RNW Interview for Current Affairs: International Organisations
De Mello Takes Rights Mantle
by our Internet desk, 12 September 2002
Entrevista de Sergio Vieira de Mello para cadeia holandesa por ocasião de sua nomeação para o cargo de Alto-Comissário de Direitos Humanos da ONU em 12 de setembro de 2002
Interview for the dutch network in occasion of it’s naming for the High-Comissioner for Human Rights chair
Sergio Vieira de Mello
Career diplomat Sergio Vieira de Mello was appointed United Nations High Commissioner for Human Rights on Thursday. Rights groups have expressed hope that the Brazilian will live up to his feisty predecessor Mary Robinson.
Ms Robinson, the former Irish President, annoyed many nations with her fearless denunciations of brutality and discrimination during her four-year term as High Commissioner.
It is expected that Mr de Mello will be less of a headache for the world powers and his boss, UN Secretary General Kofi Annan. The 56-year-old has worked with the UN since 1969, in recent years heading the world body’s missions in East Timor and Kosovo.
Mr de Mello’s appointment as High Commissioner comes as civil rights activists continue to raise concerns that the war on terrorism is being used as a pretext for abuses around the globe.
In this interview with Radio Netherlands’ Hans-Jaap Melissen, Mr de Mello considers the pitfalls of the global anti-terrorist campaign.
“Fighting terrorism is a priority for the United Nations. In so doing I think it is essential to remember that certain fundamental human rights and freedoms must be preserved as an essential part of that fight against terrorism, because eroding those freedoms, not respecting those fundamental principles, is precisely what terrorists wish to achieve, which is to undermine the very essence of democratic societies.”
RN: “And is that what’s happening right now in the US, for example in Guantanamo Bay?”
“What I can say is that all democracies, however traumatised – and it is understandable that the US has been deeply traumatised by what happened last year – must remain aware, must remain conscious, of the need to uphold fundamental principles.”
RN: “What will be your first points of attention when you start your new job?”
“On broader issues, on the broad themes, I can assure you there are already quite a few on the agenda. One of them that has been close to my heart throughout my career, has been the protection of civilian populations in conflicts. Another one is displaced persons, internally or externally displaced persons, including this worrying phenomenon of migratory movements, and more particularly, the illegal trafficking of human beings, which is one of the worst new forms of international criminality, together with terrorism, money laundering, and drugs, and it’s one that obviously affects Europe, North America, and Australia, but that affects primarily the human beings concerned. This is one I intend to pay a lot of attention to.”

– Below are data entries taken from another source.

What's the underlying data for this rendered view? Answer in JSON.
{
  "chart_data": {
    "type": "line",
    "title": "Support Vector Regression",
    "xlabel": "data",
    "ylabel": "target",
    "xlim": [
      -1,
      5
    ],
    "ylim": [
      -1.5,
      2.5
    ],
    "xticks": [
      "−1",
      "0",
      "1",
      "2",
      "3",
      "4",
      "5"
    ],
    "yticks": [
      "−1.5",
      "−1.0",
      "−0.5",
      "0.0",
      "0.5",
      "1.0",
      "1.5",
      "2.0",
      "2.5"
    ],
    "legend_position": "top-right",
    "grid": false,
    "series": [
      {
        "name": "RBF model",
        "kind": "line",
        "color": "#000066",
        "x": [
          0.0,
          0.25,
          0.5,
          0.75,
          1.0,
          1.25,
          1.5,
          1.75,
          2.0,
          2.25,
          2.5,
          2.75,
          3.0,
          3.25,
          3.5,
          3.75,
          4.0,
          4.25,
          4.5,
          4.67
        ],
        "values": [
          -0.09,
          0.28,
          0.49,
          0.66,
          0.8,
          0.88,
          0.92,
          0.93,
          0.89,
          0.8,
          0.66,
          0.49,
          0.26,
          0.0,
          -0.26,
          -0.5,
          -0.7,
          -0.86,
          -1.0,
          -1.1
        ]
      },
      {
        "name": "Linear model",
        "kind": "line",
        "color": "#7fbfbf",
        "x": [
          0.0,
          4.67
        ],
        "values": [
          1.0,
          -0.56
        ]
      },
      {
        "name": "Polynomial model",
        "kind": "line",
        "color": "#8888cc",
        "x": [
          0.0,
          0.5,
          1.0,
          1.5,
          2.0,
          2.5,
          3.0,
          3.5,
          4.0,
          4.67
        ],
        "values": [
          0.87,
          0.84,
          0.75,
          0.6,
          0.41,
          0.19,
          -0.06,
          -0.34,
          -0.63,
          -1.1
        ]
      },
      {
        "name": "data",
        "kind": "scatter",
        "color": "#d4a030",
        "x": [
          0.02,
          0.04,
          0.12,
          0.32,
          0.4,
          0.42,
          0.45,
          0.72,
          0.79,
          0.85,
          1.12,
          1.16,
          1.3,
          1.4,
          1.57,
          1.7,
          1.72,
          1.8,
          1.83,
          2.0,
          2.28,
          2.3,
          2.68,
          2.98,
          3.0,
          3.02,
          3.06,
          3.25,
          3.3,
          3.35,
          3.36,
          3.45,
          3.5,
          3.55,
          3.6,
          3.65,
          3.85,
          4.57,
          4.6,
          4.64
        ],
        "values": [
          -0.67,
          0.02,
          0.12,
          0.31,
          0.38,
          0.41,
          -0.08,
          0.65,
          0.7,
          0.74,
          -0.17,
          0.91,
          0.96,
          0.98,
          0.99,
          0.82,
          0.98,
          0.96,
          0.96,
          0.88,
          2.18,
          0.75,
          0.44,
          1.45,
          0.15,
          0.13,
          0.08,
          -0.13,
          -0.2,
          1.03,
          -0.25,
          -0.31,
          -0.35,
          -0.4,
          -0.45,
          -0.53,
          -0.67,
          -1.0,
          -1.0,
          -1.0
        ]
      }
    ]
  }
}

“There are other fundamental issues such as racism and discrimination; new forms of anti-Semitism that need to be highlighted and denounced, because that monster keeps re-emerging when we were all hoping it had disappeared once and for all. And also, as a result of September 11, this new form of anti-Islamic tendency, [an] anti-Arab phenomenon, which cannot be allowed to continue. These generalisations are, as a rule, the beginning of racist campaigns, and that must be checked, and very quickly,”
“Other subjects that are of particular interest to me are the rights of women. We are not there yet. This is one I paid attention to while in East Timor with a lot of success, I must say. Empowering women will certainly be a priority, because women are, as a rule, a factor of peace, of stability, of rationality, and we need a lot of that in today’s world. I could go on. The list is very long, but these are some of the areas in which I will be focussing my attention.”